Tue Sep 27, 2011 12:13 am
PPPoE connections get established before there's any DNS, or VRRP. Those work via IP address. You get an IP address via the PPPoE mechanism. Therefore PPPoE happens before IP, so you can't use IP load balancing mechanism to load balance PPPoE end points.
It's impossible to state how many users you can put on an RB1100. It depends on how many packets per second will traverse the router, and what it has to do to each packets. Will there be queueing? If so, simple queues or queue trees? Will there be firewalling? What else is the router doing? And so on. If you really, really, really want a number go with 750 connections per router. That should be safe.
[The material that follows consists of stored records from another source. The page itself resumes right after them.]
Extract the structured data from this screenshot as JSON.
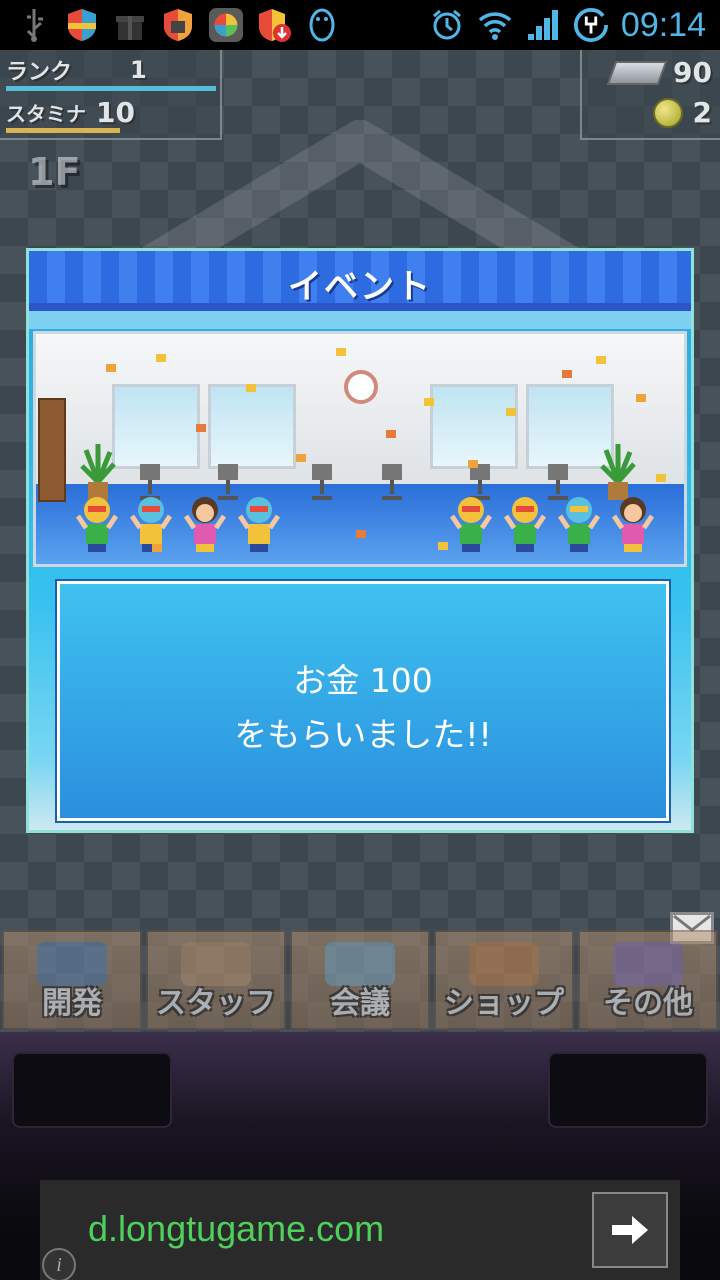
{
  "statusbar": {
    "time": "09:14",
    "icons_left": [
      "usb-icon",
      "shield-icon",
      "gift-icon",
      "shield-icon",
      "app-icon",
      "shield-download-icon",
      "penguin-icon"
    ],
    "icons_right": [
      "alarm-icon",
      "wifi-icon",
      "signal-icon",
      "battery-charging-icon"
    ]
  },
  "hud": {
    "rank_label": "ランク",
    "rank_value": "1",
    "stamina_label": "スタミナ",
    "stamina_value": "10",
    "floor": "1F",
    "tickets": "90",
    "coins": "2"
  },
  "dialog": {
    "title": "イベント",
    "line1": "お金 100",
    "line2": "をもらいました!!"
  },
  "menu": {
    "items": [
      {
        "label": "開発"
      },
      {
        "label": "スタッフ"
      },
      {
        "label": "会議"
      },
      {
        "label": "ショップ"
      },
      {
        "label": "その他"
      }
    ]
  },
  "ad": {
    "url": "d.longtugame.com"
  },
  "colors": {
    "accent_blue": "#36c1ef",
    "status_text": "#4fb6e6",
    "ad_text": "#4fd05c"
  }
}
It's also a really wild and probably hopelessly inaccurate guess. The most important number is pps. Find out, and look at routerboard.com where the specs for each router state how many pps it can handle. Then figure out which tasks you're going to put on the router for each packet, and how it would impact load scenarios.
I'm not being difficult here. It sounds easy to ask "how many users can I put on this router", but you have to realize that it's an extraordinarily difficult question to answer, despite it sounding like such a simple question.
One router can of course terminate multiple broadcast domains, and can act as a PPPoE server for multiple broadcast domains.
Yes, PPPoE can make use of RADIUS just fine.